Luke Weaver, a paleontologist studying mammal evolution at the University of Michigan who wasn’t part of this study, is excited about the new research. “This gives a glimpse of mammal ecology that is otherwise hidden from view,” he says.
[ Related: This extinct tree-dwelling mammal may be among humans’ closer relatives.]
However, Weaver notes the study comes with limitations. The sample size of six fossils is small, encapsulating only a particular time period, region, and subset of all early mammals, he says– though adds that’s not abnormal for paleontology. He also cautions that this dataset doesn’t necessarily allow for broad inferences about mammals later on in the Cretaceous, as the fossils are mostly representative of the earlier part of the Period.
The study authors suggest early mammals were stuck in a narrow ecological and evolutionary lane until the extinction of the dinosaurs. But Weaver notes that recent studies have found evidence for earlier diversification events, as much as 30 million years before the dinosaurs died out. Some early mammals displayed advanced social behaviors, as documented in his own research, and some were even dino predators–not just prey.
“There’s often the tendency to think of mesozoic mammals as these kind of meager critters that were just running around hiding,” says Weaver. Though that may be true for many, particularly the earliest groups, “I would be hesitant to draw that conclusion about all early mammals,” he adds. “I think there’s a lot of interesting things that are happening, especially in the late Cretaceous.”

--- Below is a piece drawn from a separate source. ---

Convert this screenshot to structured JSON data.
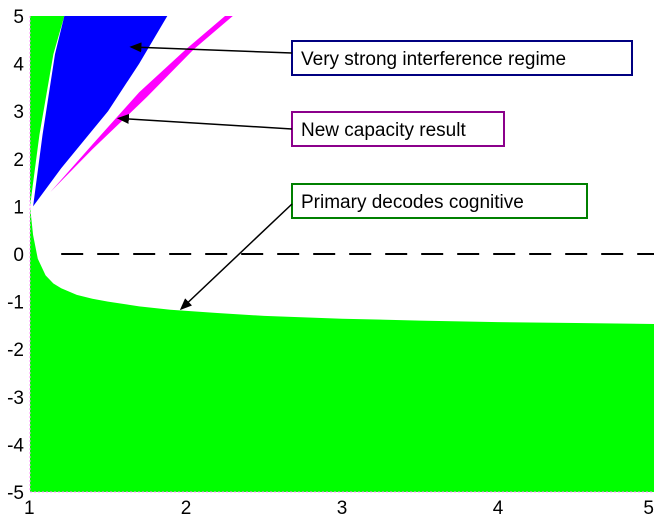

Additional research, examining a broader range of specimens, would be needed to assess how far-reaching the trend of brown-ish, boring mammals was, and when exactly mammals began to gain stripes, spots, patches, and brighter colors. A graduate student in Shawkey’s lab has already started a project to reveal just that, in an attempt to build a detailed timeline of fur evolution.
In addition to illuminating our own long evolutionary journey, Weaver and others hope this and similar work underscore the value of museums and preserving fossil remains. When these fossils were initially collected, “we didn’t have the technology to interrogate these sorts of questions,” he says. “You never know what sort of new insights you can get from old fossils.”